At inference time, autoregressive text generation works by repeatedly predicting one new token from the current context, appending that token to the sequence, and then running the model again on the updated sequence.

This is called autoregressive because the model conditions each new prediction on the tokens that came before, including the tokens it generated itself in earlier steps.

The loop is conceptually simple:

  1. Start with a prompt.
  2. Tokenize it and feed it into the model.
  3. Read the logits for the last position.
  4. Convert those logits into a probability distribution over the vocabulary.
  5. Choose the next token, for example with greedy decoding or sampling.
  6. Append that token to the running sequence.
  7. Repeat until a stop condition is reached.

A GPT model produces vocabulary logits that are turned into a next-token choice

The key detail is that, although the model produces one logits vector for every input position, only the last position is used to pick the next token during generation. The earlier positions correspond to earlier prediction tasks that were already resolved by the current prefix.

Once the model produces logits for that last position, those scores are turned into probabilities. Then a decoding rule decides which token to emit:

  • Greedy decoding chooses the highest-probability token.
  • Sampling draws from the distribution, often with temperature or top-k constraints.

The selected token ID is then decoded later back into text.

The predicted token ID is chosen from the vocabulary scores and appended to the sequence

Then the whole process repeats on the extended prefix. If the prompt was “Every effort moves you” and the next token chosen is a comma, the next model call conditions on “Every effort moves you,” and then predicts the token after that comma, and so on.
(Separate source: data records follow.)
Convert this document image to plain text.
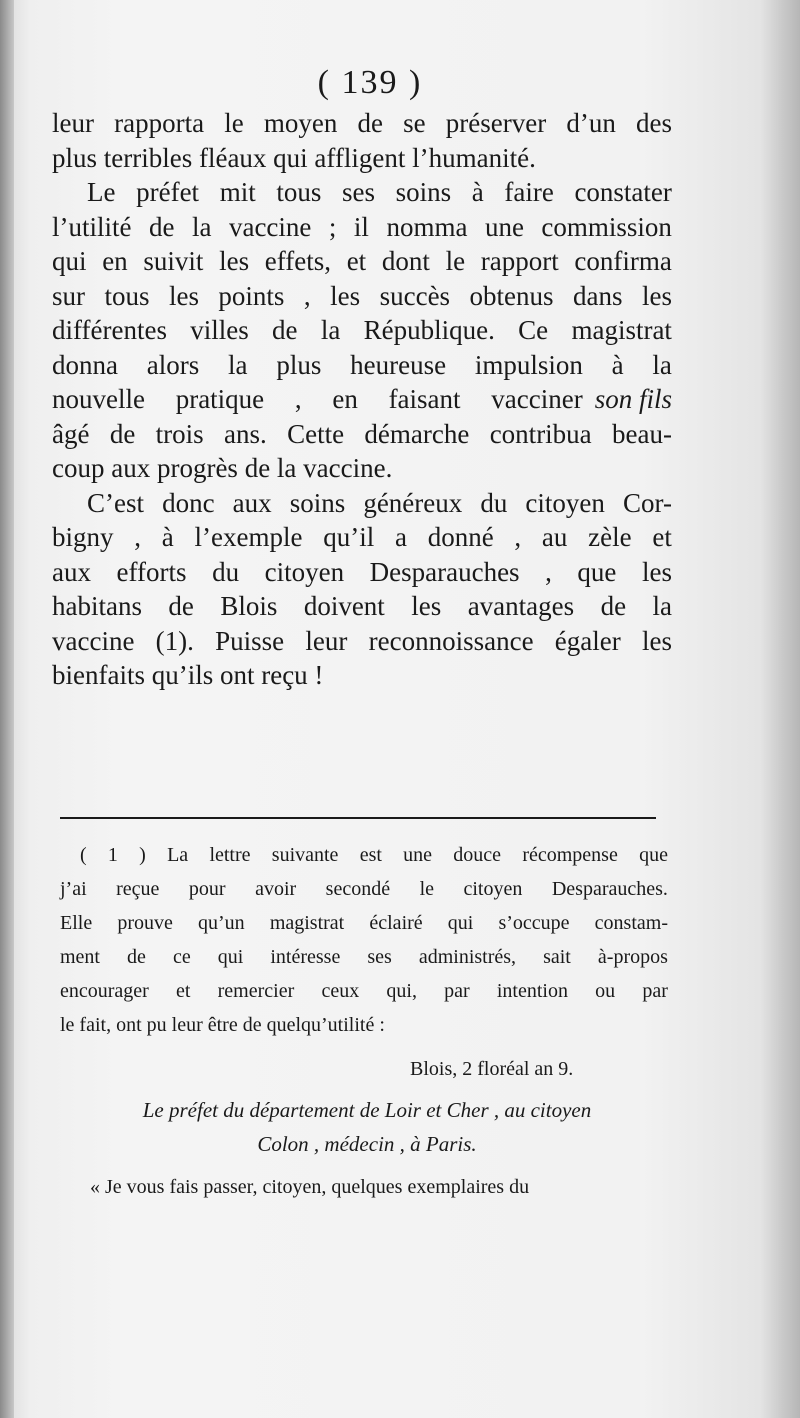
( 139 )
leur rapporta le moyen de se préserver d’un des
plus terribles fléaux qui affligent l’humanité.
Le préfet mit tous ses soins à faire constater
l’utilité de la vaccine ; il nomma une commission
qui en suivit les effets, et dont le rapport confirma
sur tous les points , les succès obtenus dans les
différentes villes de la République. Ce magistrat
donna alors la plus heureuse impulsion à la
nouvelle pratique , en faisant vacciner son fils
âgé de trois ans. Cette démarche contribua beau-
coup aux progrès de la vaccine.
C’est donc aux soins généreux du citoyen Cor-
bigny , à l’exemple qu’il a donné , au zèle et
aux efforts du citoyen Desparauches , que les
habitans de Blois doivent les avantages de la
vaccine (1). Puisse leur reconnoissance égaler les
bienfaits qu’ils ont reçu !
( 1 ) La lettre suivante est une douce récompense que
j’ai reçue pour avoir secondé le citoyen Desparauches.
Elle prouve qu’un magistrat éclairé qui s’occupe constam-
ment de ce qui intéresse ses administrés, sait à-propos
encourager et remercier ceux qui, par intention ou par
le fait, ont pu leur être de quelqu’utilité :
Blois, 2 floréal an 9.
Le préfet du département de Loir et Cher , au citoyen
Colon , médecin , à Paris.
« Je vous fais passer, citoyen, quelques exemplaires du
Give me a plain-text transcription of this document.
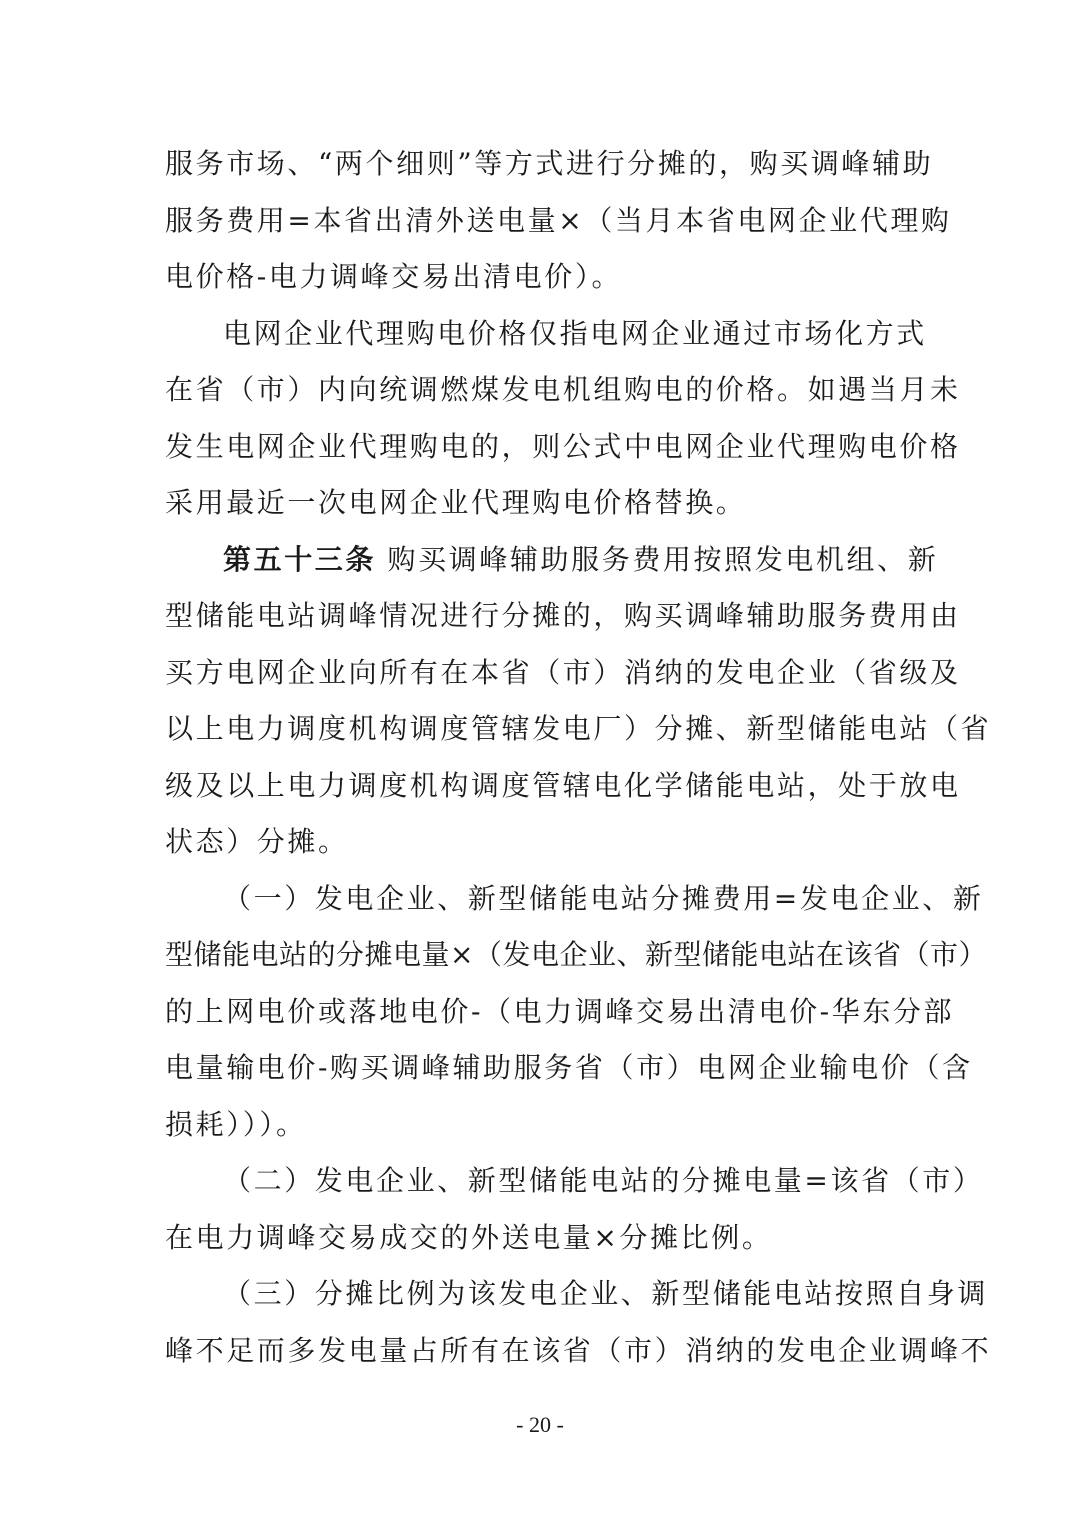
服务市场、“两个细则”等方式进行分摊的，购买调峰辅助
服务费用=本省出清外送电量×（当月本省电网企业代理购
电价格-电力调峰交易出清电价）。
电网企业代理购电价格仅指电网企业通过市场化方式
在省（市）内向统调燃煤发电机组购电的价格。如遇当月未
发生电网企业代理购电的，则公式中电网企业代理购电价格
采用最近一次电网企业代理购电价格替换。
第五十三条 购买调峰辅助服务费用按照发电机组、新
型储能电站调峰情况进行分摊的，购买调峰辅助服务费用由
买方电网企业向所有在本省（市）消纳的发电企业（省级及
以上电力调度机构调度管辖发电厂）分摊、新型储能电站（省
级及以上电力调度机构调度管辖电化学储能电站，处于放电
状态）分摊。
（一）发电企业、新型储能电站分摊费用=发电企业、新
型储能电站的分摊电量×（发电企业、新型储能电站在该省（市）
的上网电价或落地电价-（电力调峰交易出清电价-华东分部
电量输电价-购买调峰辅助服务省（市）电网企业输电价（含
损耗）））。
（二）发电企业、新型储能电站的分摊电量=该省（市）
在电力调峰交易成交的外送电量×分摊比例。
（三）分摊比例为该发电企业、新型储能电站按照自身调
峰不足而多发电量占所有在该省（市）消纳的发电企业调峰不
- 20 -
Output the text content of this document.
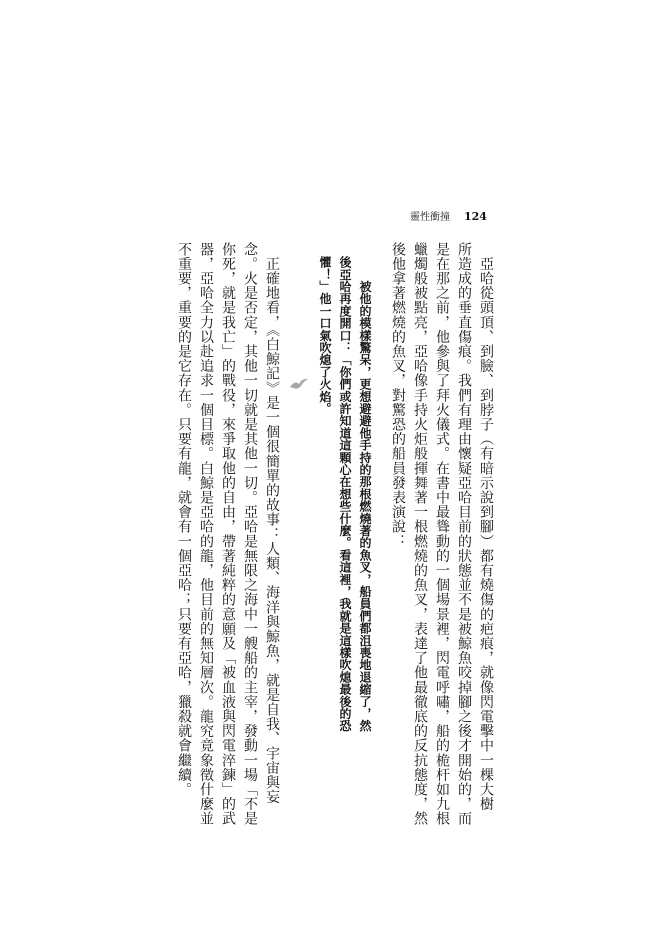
靈性衝撞 124
　亞哈從頭頂、到臉、到脖子（有暗示說到腳）都有燒傷的疤痕，就像閃電擊中一棵大樹
所造成的垂直傷痕。我們有理由懷疑亞哈目前的狀態並不是被鯨魚咬掉腳之後才開始的，而
是在那之前，他參與了拜火儀式。在書中最聳動的一個場景裡，閃電呼嘯，船的桅杆如九根
蠟燭般被點亮，亞哈像手持火炬般揮舞著一根燃燒的魚叉，表達了他最徹底的反抗態度，然
後他拿著燃燒的魚叉，對驚恐的船員發表演說：
　　被他的模樣驚呆，更想避避他手持的那根燃燒著的魚叉，船員們都沮喪地退縮了，然
後亞哈再度開口：「你們或許知道這顆心在想些什麼。看這裡，我就是這樣吹熄最後的恐
懼！」他一口氣吹熄了火焰。
　正確地看，《白鯨記》是一個很簡單的故事：人類、海洋與鯨魚，就是自我、宇宙與妄
念。火是否定，其他一切就是其他一切。亞哈是無限之海中一艘船的主宰，發動一場「不是
你死，就是我亡」的戰役，來爭取他的自由，帶著純粹的意願及「被血液與閃電淬鍊」的武
器，亞哈全力以赴追求一個目標。白鯨是亞哈的龍，他目前的無知層次。龍究竟象徵什麼並
不重要，重要的是它存在。只要有龍，就會有一個亞哈；只要有亞哈，獵殺就會繼續。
This explains both the power and the cost of LLM inference:

  • It is powerful because each token can depend on the full generated prefix.
  • It is expensive because generation is inherently sequential across output tokens.

Training is more parallel: the model can compute losses for many token positions in one pass. Inference is less parallel because token t+1 cannot be chosen until token t has already been generated.

In practice, real systems add optimizations such as a KV cache so the model does not recompute everything from scratch at every step. But the high-level generation logic stays the same.

The process stops when one of several conditions is met:

  • the model emits a stop or end-of-text token
  • it reaches a maximum number of new tokens
  • an application-level stopping rule is triggered

In short, autoregressive generation is a repeated next-token prediction loop: the model predicts one token from the current prefix, appends it, and uses the longer prefix to predict the next one.